The Hebrew word for knowledge – da’at – also refers to sexual intercourse. And sex – good sex – is generally not deliberative. It requires the sort of trust that lets you act directly based on your perceptions, and respond to what you’re feeling and desiring in an unmediated, unfiltered way. You don’t have sex about a person, you have sex with them, in a shared experience of mutual touching and being touched.
So, what does it mean to eat from the tree of knowledge? What does it mean to take that sort of intimacy, and experience it with the concept of goodness and badness? It means that you have an intimate experience of your evaluation of a thing, rather than the thing itself.
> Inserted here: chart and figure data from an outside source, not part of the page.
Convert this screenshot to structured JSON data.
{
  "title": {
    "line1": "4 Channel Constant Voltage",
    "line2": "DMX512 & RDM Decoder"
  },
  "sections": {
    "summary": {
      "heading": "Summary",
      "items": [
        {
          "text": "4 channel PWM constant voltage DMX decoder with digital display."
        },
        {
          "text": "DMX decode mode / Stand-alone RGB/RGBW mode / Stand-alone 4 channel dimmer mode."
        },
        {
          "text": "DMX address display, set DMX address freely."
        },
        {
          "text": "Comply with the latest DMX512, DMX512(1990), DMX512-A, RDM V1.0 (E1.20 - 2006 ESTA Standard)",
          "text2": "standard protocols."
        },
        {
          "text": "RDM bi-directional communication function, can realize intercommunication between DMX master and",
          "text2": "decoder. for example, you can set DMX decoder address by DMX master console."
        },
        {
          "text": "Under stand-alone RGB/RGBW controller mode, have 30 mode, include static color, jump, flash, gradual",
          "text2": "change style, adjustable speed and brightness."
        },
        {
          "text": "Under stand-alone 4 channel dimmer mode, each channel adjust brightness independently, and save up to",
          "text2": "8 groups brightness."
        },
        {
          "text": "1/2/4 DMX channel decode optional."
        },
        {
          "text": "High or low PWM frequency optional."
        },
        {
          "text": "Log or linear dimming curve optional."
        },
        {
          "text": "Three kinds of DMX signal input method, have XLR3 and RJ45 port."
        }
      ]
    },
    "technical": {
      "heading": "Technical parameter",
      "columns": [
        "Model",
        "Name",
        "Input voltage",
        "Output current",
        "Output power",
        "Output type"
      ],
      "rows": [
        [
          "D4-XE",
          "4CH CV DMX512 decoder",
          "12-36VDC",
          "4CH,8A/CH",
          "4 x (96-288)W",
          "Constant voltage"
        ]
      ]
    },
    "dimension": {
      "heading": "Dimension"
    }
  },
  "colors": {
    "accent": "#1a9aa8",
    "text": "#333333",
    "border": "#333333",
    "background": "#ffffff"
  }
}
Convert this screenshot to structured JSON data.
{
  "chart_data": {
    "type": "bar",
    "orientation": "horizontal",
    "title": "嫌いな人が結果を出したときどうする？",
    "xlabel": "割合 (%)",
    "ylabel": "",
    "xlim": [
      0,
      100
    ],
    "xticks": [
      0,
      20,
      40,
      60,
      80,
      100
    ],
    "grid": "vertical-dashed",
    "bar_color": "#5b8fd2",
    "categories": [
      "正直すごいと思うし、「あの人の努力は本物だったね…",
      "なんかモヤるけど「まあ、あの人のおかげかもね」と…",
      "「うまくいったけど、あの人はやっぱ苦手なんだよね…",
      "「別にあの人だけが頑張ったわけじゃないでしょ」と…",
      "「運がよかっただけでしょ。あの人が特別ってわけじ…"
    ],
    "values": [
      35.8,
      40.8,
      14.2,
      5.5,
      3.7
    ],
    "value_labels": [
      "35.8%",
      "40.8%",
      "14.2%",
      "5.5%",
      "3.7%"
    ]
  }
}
How does this relate to death?
A mind that acts directly on its perceptions – however sophisticated those perceptions are – cannot contemplate its own death, because it does not contemplate anything that is not actually present. It is purely life, expressing itself. But the tree of the knowledge of good and evil is the tree of foresight. A mind with knowledge of good and evil can imagine future events, even unto death. Its own potential death can be real and present to it. In this sense, it is true that “in the day that thou eatest thereof thou shalt surely die.” It is also true, as the serpent said, that “in the day ye eat thereof, then your eyes shall be opened, and ye shall be as gods, knowing good and evil.”
This is an important clue as to what particular sort of a god Yahweh is, and what powers he has to offer.
Out of Eden
Once they have eaten the fruit of the tree of knowledge, Adam and Eve notice that they are naked. They don’t just gain the capability to notice their own evaluations; their self-consciousness leads them to notice that other people might evaluate them. They feel, for the first time, the cost of giving away information before they have a handle on the situation. So they cover themselves up. For the first time, they conceal.
This, of course, tips off Yahweh, who asks them what’s going on. When he learns that they have eaten the fruit of the tree of knowledge, he curses them and exiles them from the garden. Some aspects of the curses are worth noting.
Eve is cursed with difficult childbirth. Biologists tell us that as evolution selected for brain size, hominid brains grew larger until the resulting difficulty getting a baby’s head through the birth canal became grave enough to begin offsetting the fitness advantage from improved intelligence. This got us past a critical threshold, but at the price of this curse.
Adam is cursed with the necessity of difficult and painful toil for food. Indeed, when humanity applied foresight to food production, we ended up with organized farming, which requires levels of toil and self-control beyond anything natural to a species that evolved as comparatively easygoing foragers.
I’ll finish by quoting the end of the third chapter – where I understand, no commentary is needed, and where commentary is needed, I do not understand.
And Yahweh Elohim said, “Behold, the man has become like one of us, knowing good and evil; now, lest he put forth his hand, and take also of the tree of life, and eat, and live for ever.” So Yahweh Elohim sent him forth from the garden of Eden, to work the land from which he was taken. So he drove out the man; and he placed at the east of the garden of Eden the Cherubim, and a flaming sword which turned every way, to guard the path to the tree of life.